Huellas, tan solo huellas, unas huellas que no durarán nada, la marea está subiendo y las olas se aproximan para borrar nuestras pisadas.


Muy pronto se hará de día y…
¡Tendré que inventarme una nueva quimera para mañana!
Como tengo un largo verano por delante, algo se me ocurrirá.

A mis nietos pronto les darán las vacaciones y me iré al pueblo con ellos, como allí no tengo Internet, no podré enviarte mis cartas, pero te prometo que te seguiré escribiendo para estar en contacto contigo.

Ahora, para dejar un buen sabor de boca y, al mismo tiempo, aromático, voy a hacer un entrante que ha sido idea de mi hijo Willi, él ha traído lo necesario para hacerlo.

INGREDIENTES: Un envase de secreto de cerdo ibérico, cogollos de lechuga, menta y albahaca frescas y una salsa coreana: SEMPIO KALBI MARINADE. Como veréis no lleva nada de sal.

PREPARACIÓN:
1-   Filetear el secreto de cerdo y retirar la grasa sobrante.

2-   Poner una sartén sobre el fuego o una plancha, dejar que se caliente bien, echar un filete de secreto de cerdo y dejar que se vaya haciendo en su propia grasa.

3-   Cuando está dorado por ambos lados se retira y, con un cuchillo muy afilado se corta en tiritas finas.
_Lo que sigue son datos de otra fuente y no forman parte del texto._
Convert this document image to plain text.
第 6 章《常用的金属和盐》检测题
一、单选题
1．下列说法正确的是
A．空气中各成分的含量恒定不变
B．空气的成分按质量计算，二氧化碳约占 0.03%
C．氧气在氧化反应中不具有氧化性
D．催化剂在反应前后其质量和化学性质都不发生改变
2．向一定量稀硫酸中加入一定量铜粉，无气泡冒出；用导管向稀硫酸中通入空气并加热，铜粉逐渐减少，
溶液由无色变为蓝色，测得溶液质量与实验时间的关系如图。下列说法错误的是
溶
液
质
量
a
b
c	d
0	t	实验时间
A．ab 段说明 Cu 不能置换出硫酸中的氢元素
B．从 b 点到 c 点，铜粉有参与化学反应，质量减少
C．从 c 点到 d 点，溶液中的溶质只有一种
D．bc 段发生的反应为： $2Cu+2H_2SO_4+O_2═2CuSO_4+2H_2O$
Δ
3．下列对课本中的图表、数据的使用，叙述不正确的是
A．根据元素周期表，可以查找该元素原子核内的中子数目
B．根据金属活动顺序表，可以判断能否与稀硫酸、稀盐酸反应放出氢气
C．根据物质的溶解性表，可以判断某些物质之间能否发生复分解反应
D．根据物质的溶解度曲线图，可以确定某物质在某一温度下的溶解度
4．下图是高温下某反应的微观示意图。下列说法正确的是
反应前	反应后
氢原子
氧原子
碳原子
4-   Ahora ya sólo queda montar los entrantes. Separar las hojas de los cogollos, lavarlas y escurrirlas, poner sobre cada una de ellas un trocito de las hojas de albahaca y menta.

5-   Calentar en la misma sartén los trocitos de secreto que hemos cortado.

6-   Colocarlos encima de las hojas de lechuga.

7-   Regar con la salsa coreana y servir rápido. Se come cerrando la hoja y degustando cada bocadito.


Hasta  mi regreso, os deseo lo mejor, no lo dudéis, me acordaré de todos, ya sabéis que os tengo mucho cariño.

Para ti y para Anthony, os dejo un montón de abrazos, de sobras sabéis que siempre vais conmigo, resguardados en mi corazón.